What Are Withdrawal Benefits?
Withdrawal benefits refer to the rights of employees with pension or other retirement plans to cash out any accumulated funds upon leaving an employer.
Withdrawal benefits apply most often to defined contribution plans, under which employers and employees each contribute either a fixed amount or a percentage of each employee’s paycheck, to a plan such as a 401(k). The majority of companies with defined contribution plans match what employees save for retirement at a fixed ratio, up to a certain salary percentage, such as when an employer matches 50 cents on the dollar, up to 6 percent of each individual’s salary.
Occasionally, withdrawal benefits apply to a defined benefit, or traditional pension plan. But in most cases, any earned benefits from these plans remain locked up until employees become eligible to receive them, typically at age 62.
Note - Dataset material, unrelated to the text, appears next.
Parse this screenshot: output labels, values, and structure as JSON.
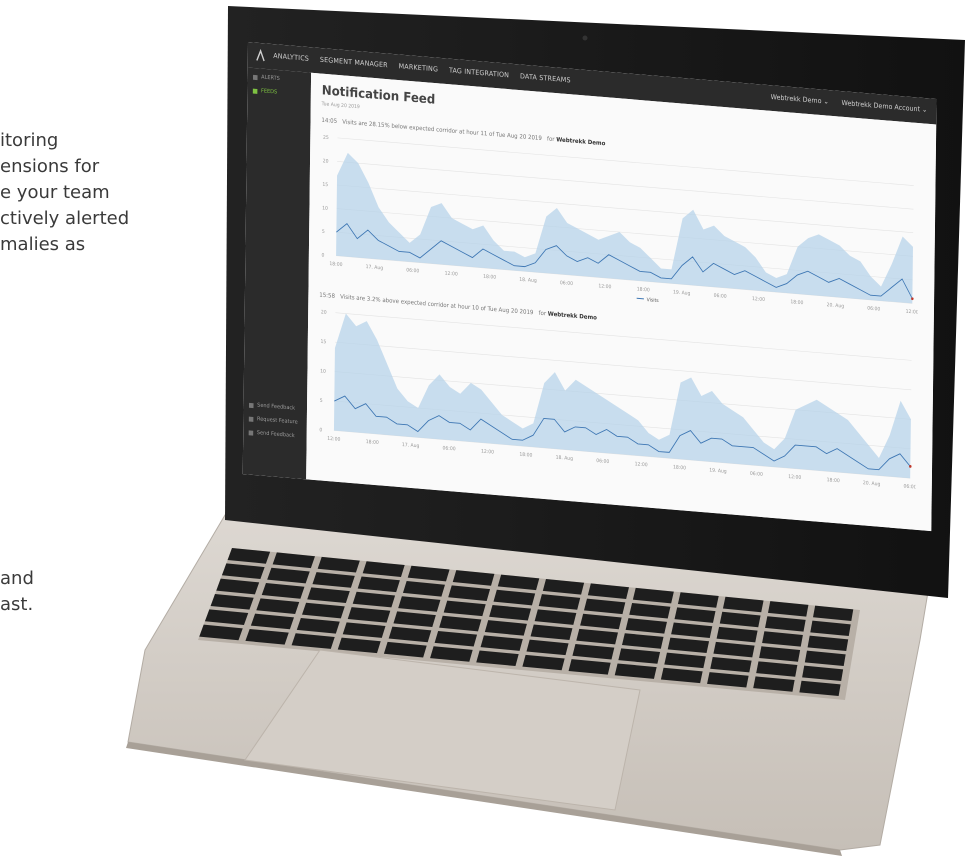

The value of withdrawal benefits depends on an individual employee's salary or pay scale, years of service, and possibly other factors. It also varies based on whether the employee is vested. Some companies and unions use cliff vesting, where all benefits, including company matches, kick in after a certain number of years, while others offer graded vesting, under which benefits accrue over time.
How Withdrawal Benefits Work
Withdrawal benefits come into play most often for employees who are leaving the type of midsize-to-large employers that tend to offer 401(k)s. Vested employees often receive a check for any withdrawal benefits; for tenured employees, this may be the largest check they have ever received in their lives.
Under a set of specific circumstances, employees who are not of retirement age can roll over, or transfer, this check to a new employer's 401(k), or to an individual retirement account (IRA) for a set period without incurring tax liabilities or penalties.
Note that most employer- and union-sponsored retirement plans in private industry in the U.S. fall under the Employee Retirement Income Security Act of 1974 (ERISA) and the internal Revenue Code.
Basic Rules Related to Withdrawal Benefits
Reinvesting withdrawal benefits without a penalty is fairly straightforward, provided employees follow the rules. Any check needs to go into either a qualifying IRA or retirement plan within 60 days; otherwise, the employee must pay tax on it. This means employees much check with their new employers to be sure the new plan is qualifying.
Receiving withdrawal benefits either requires employees to fill out forms or answer a series of questions online or over the phone. Withdrawal benefits often take a week or more to process.
Employees age 55 or over receiving withdrawal benefits from a 401(k) may be allowed to take a lump-sum distribution from a defined-contribution plan without paying a penalty for early withdrawal. The same general idea applies for IRAs, although the minimum age is 59½. In either case, employees still owe ordinary income taxes.